Criação de oportunidades educacionais para pessoas com deficiência pelo Poder Público

Jannuzzi (2004) e Kassar (2013) destacam que, no Brasil, o direito à escolarização das pessoas com deficiência tem se concretizado dentro do movimento de universalização do Ensino Fundamental desde os anos 1990. Ou seja, embora o atendimento educacional às pessoas com deficiência por parte do Estado tenha iniciado no final do século XIX, com a criação dos institutos para educação de cegos e de surdos, é bastante recente o investimento e a responsabilidade do Poder Público pela escolarização das pessoas com deficiência nos sistemas regulares de ensino.

As primeiras experiências significativas de inserção dessa população nas escolas comuns datam da década de 1970, influenciadas pelos princípios de normalização e integração, divulgados pelo movimento de integração, iniciado na Europa nos anos 60. Tal movimento propunha o acesso das pessoas com deficiência ao ensino em escolas regulares, em uma tentativa de inseri-las em ambientes o mais próximos possível do que era considerado a normalidade, pressupondo um diálogo entre as chamadas Educação Especial e Educação Regular.

Anos 90 – o início de uma perspectiva educacional inclusiva nos documentos de políticas públicas

Nos anos 90, mais fortemente a partir de 1994, com a divulgação da Declaração de Salamanca, o debate volta-se à inclusão de todas as crianças no Ensino Regular, independente de suas condições físicas, sociais, emocionais, linguísticas ou culturais. Assim, passavam a ser necessárias mudanças significativas nas escolas para que estas pudessem cumprir seu papel de possibilitar o acesso ao conhecimento a todos os alunos, inclusive àqueles considerados com alguma deficiência ou com necessidades educacionais especiais.

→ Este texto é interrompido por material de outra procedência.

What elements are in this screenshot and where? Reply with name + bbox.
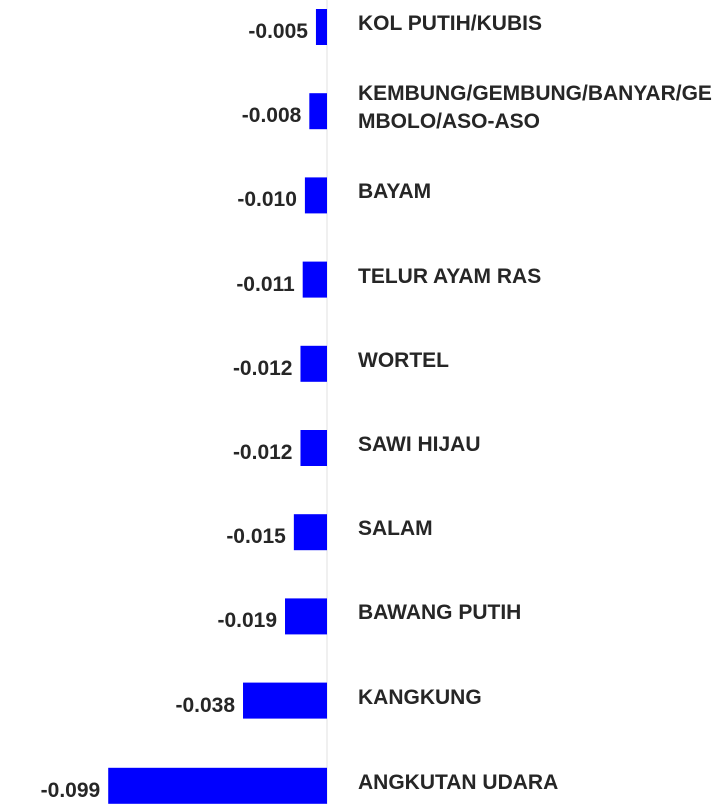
bar: [243, 682, 327, 719]
value-label: -0.010: [237, 188, 297, 212]
category-label: KOL PUTIH/KUBIS: [358, 12, 542, 35]
value-label: -0.008: [241, 104, 302, 128]
value-label: -0.015: [226, 525, 286, 549]
category-label: BAWANG PUTIH: [358, 601, 522, 625]
bar: [304, 177, 327, 214]
value-label: -0.019: [217, 609, 278, 633]
bar: [315, 9, 327, 45]
category-label: KEMBUNG/GEMBUNG/BANYAR/GEMBOLO/ASO-ASO: [358, 82, 712, 134]
bar: [300, 430, 327, 466]
value-label: -0.012: [232, 441, 293, 464]
category-label: KANGKUNG: [358, 685, 482, 709]
category-label: SAWI HIJAU: [358, 433, 481, 456]
value-label: -0.099: [40, 778, 101, 802]
bar: [302, 261, 327, 298]
bar: [293, 514, 327, 551]
category-label: ANGKUTAN UDARA: [358, 770, 559, 794]
value-label: -0.038: [175, 693, 236, 717]
category-label: BAYAM: [358, 180, 432, 204]
value-label: -0.005: [248, 20, 308, 43]
category-label: TELUR AYAM RAS: [358, 264, 542, 288]
value-label: -0.011: [236, 272, 295, 296]
bar: [108, 767, 328, 804]
bar: [309, 93, 327, 130]
category-label: WORTEL: [358, 348, 449, 372]
bar: [300, 345, 327, 382]
bar: [285, 598, 327, 635]
value-label: -0.012: [232, 356, 293, 380]
category-label: SALAM: [358, 517, 433, 541]
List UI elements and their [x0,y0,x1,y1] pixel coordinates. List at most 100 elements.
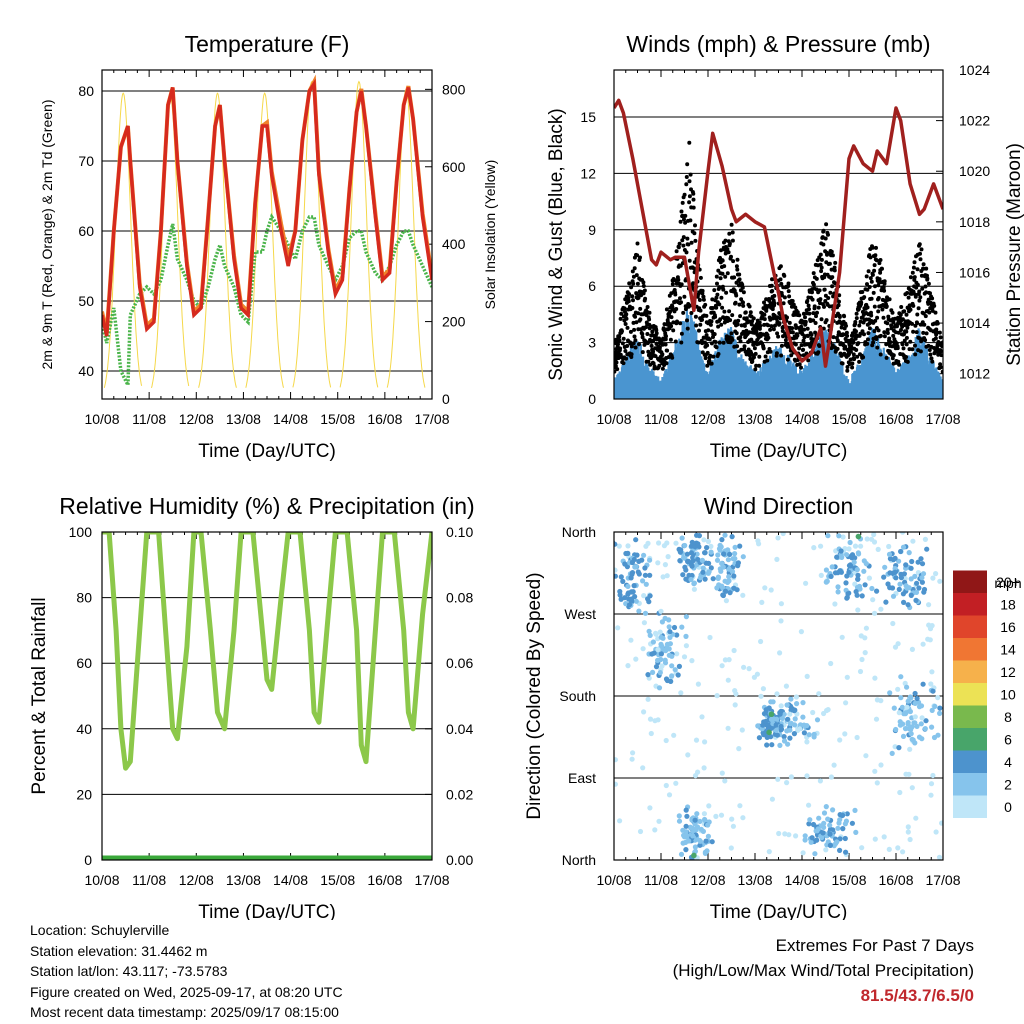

É importante destacar também que, a partir da Constituição Federal de 1988, a educação passou a ser apresentada como um direito social, conforme o art. 6º: “São direitos sociais a educação, a saúde, a alimentação, o trabalho, a moradia, o lazer, a segurança, a previdência social, a proteção à maternidade e à infância, a assistência aos desamparados, na forma desta Constituição” (BRASIL, 1988).

A partir da Constituição de 1988, ocorre a universalização da educação e da saúde, independente de contribuição. “Portanto, a política educacional passa, a partir de 1988, a ser uma política pública de caráter universal e isso gera mudanças nos sistemas de ensino” (KASSAR, 2011, p. 46).